Remnants of the 1st Tennessee Heavy Artillery that escaped captured at Fort Morgan were merged into the Winston's Tennessee Light Artillery under Lt Simon R. Hayman and were captured with the battery during the assault on Fort Blakeley, Alabama, near Mobile on April 9, 1865.

===Trans-Mississippi===
It appears that other members of the battery, including Captain Dismukes, probably chose to cross back across the Mississippi River after the fall of Vicksburg, rather than report to the parole camps and be exchanged. Dismukes apparently re-formed his unit in Arkansas. The last reference to this company in the historical record is dated November 19, 1864, when a siege train company, 1st Tennessee Heavy Artillery, under Capt.
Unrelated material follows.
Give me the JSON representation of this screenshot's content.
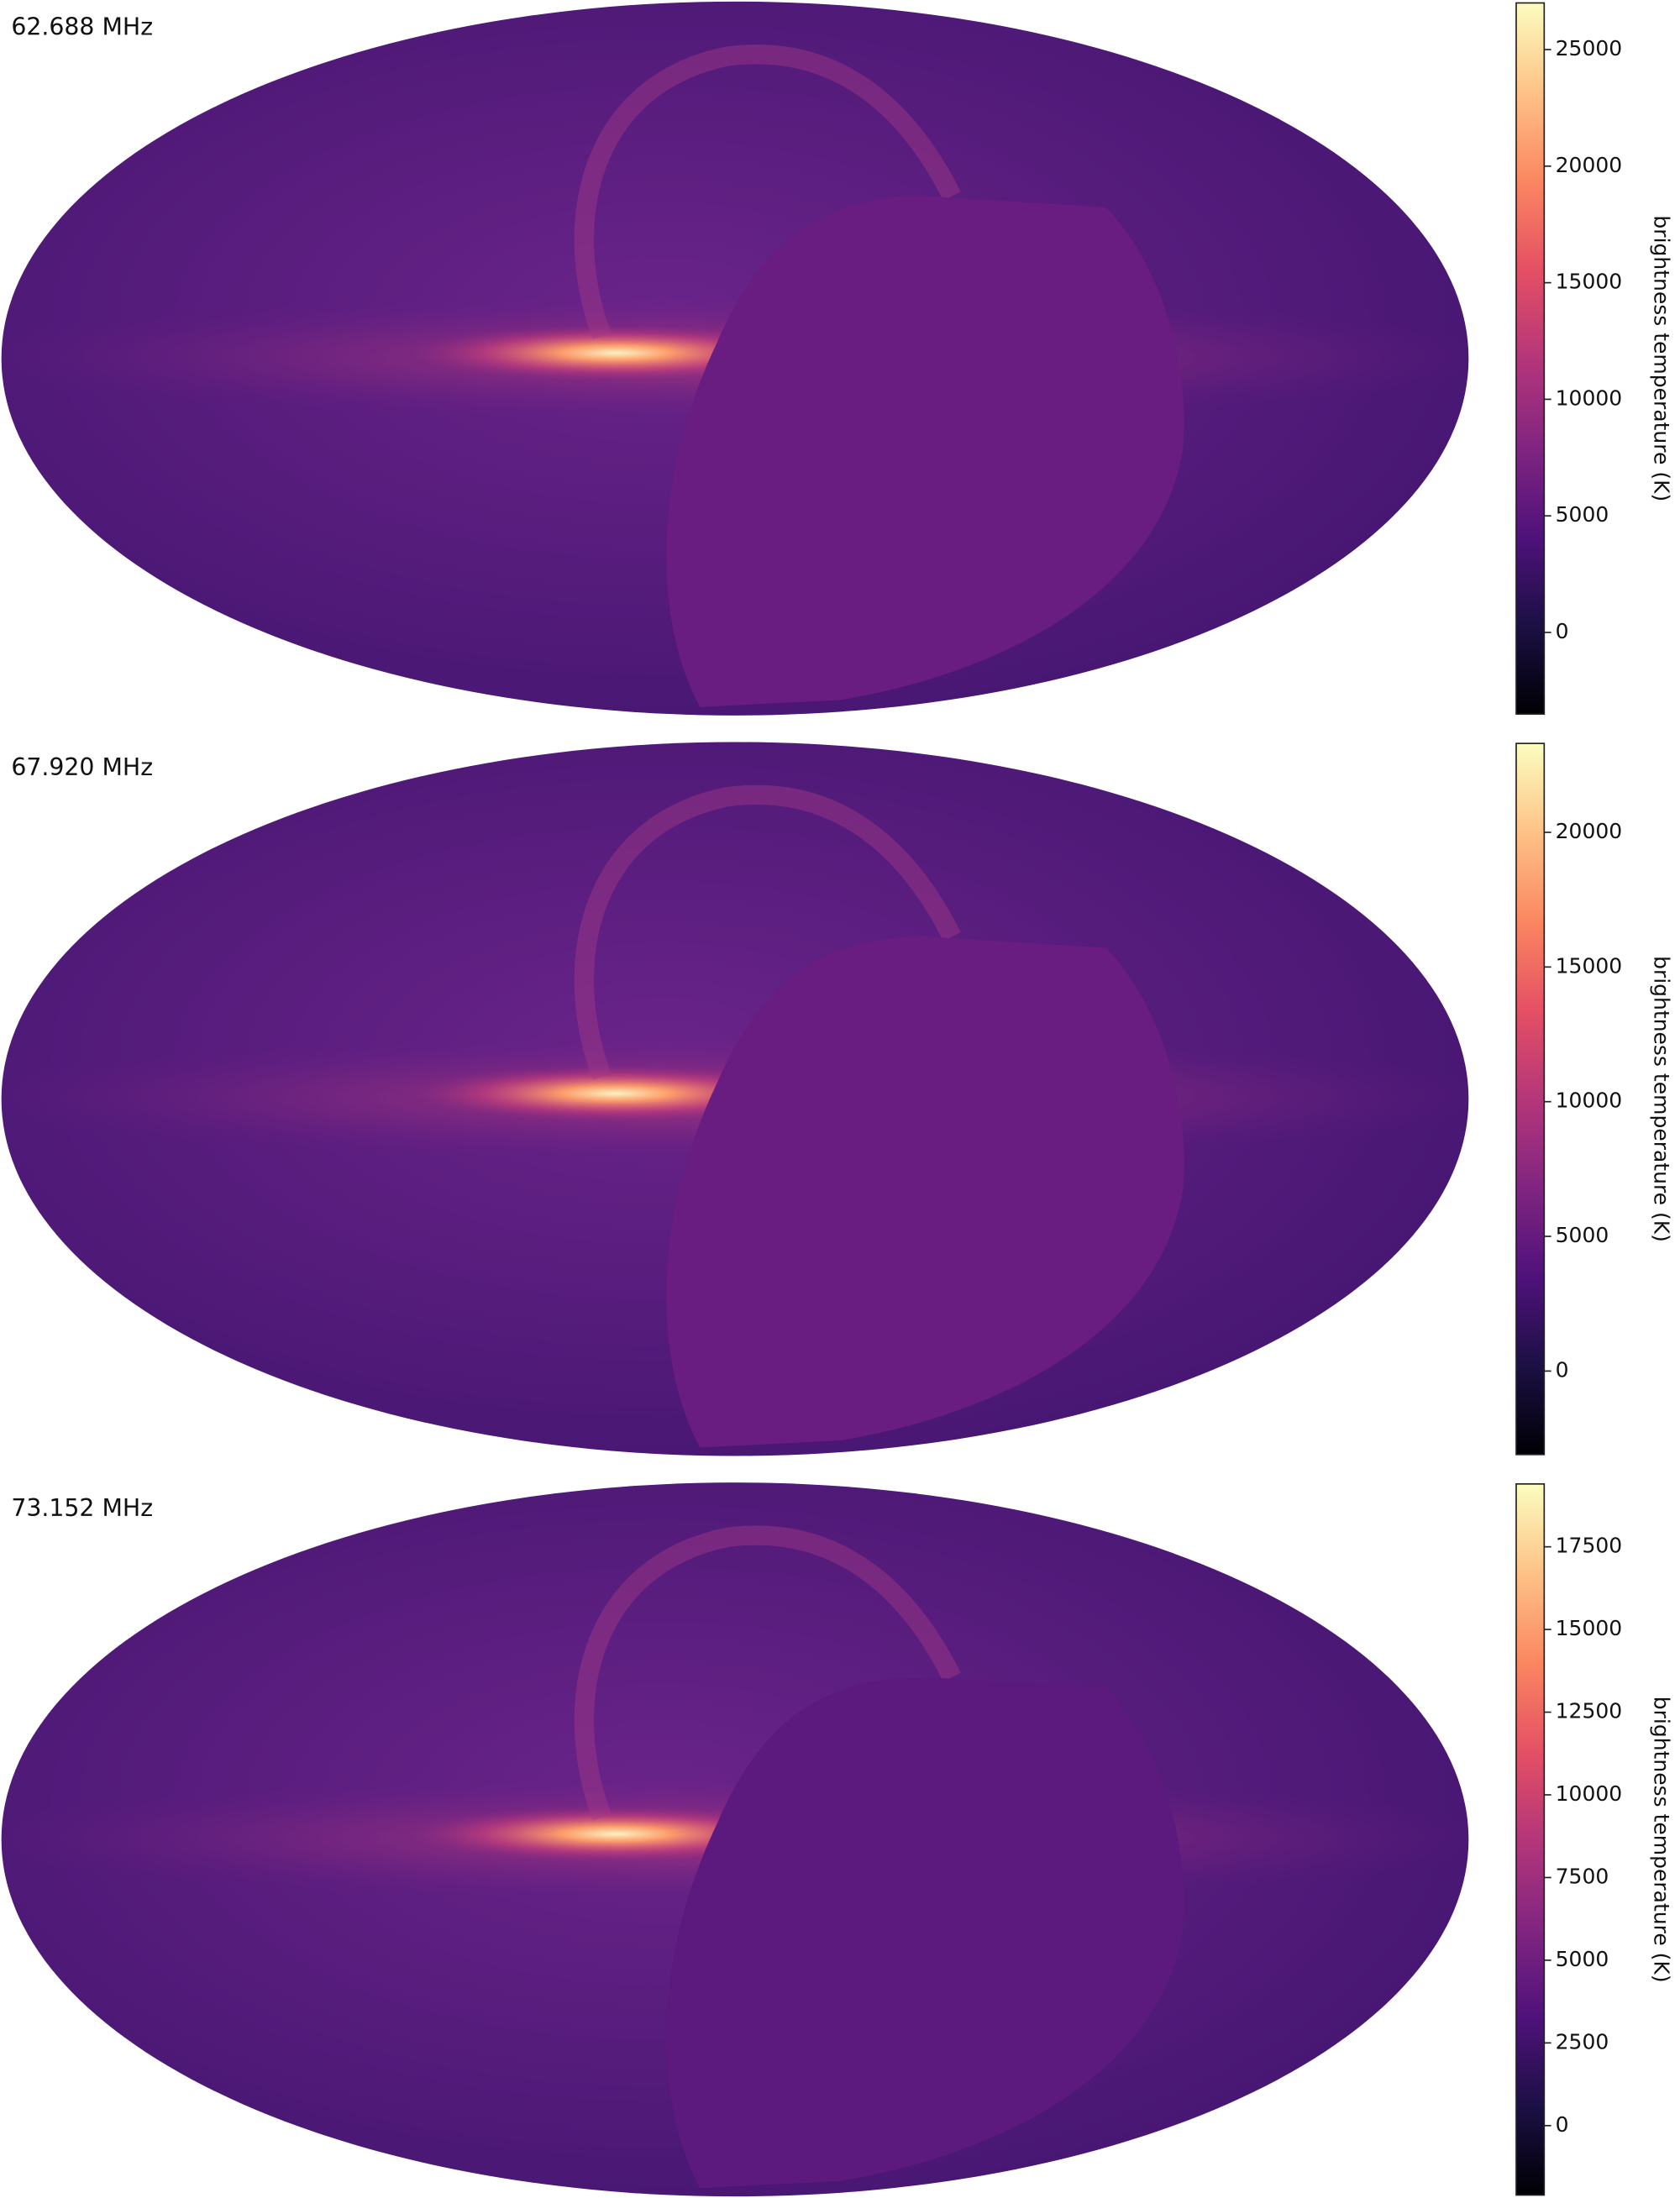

Paul T. Dismukes, is listed among the forces of the Trans-Mississippi Department.

==Surrender==
The Army of the Trans-Mississippi was surrendered by General Kirby Smith on May 26, 1865. The date of the military convention between Confederate General Edmund Kirby Smith and Union General Edward Canby for the surrender of the troops and public property in the Trans-Mississippi Department was May 26, 1865, however, it took a while for parole commissioners to be appointed and for public property to be accounted for. As a result, a final report of field artillery which was part of the accounting process, was not completed until June 1, 1865. Capt. Paul T. Dismukes' 1st Tennessee Heavy Artillery, is not listed in the final accounting of Confederate Government property in the Department of the Trans-Mississippi. It may be that the organization had been consolidated with other units or disbanded altogether before the surrender.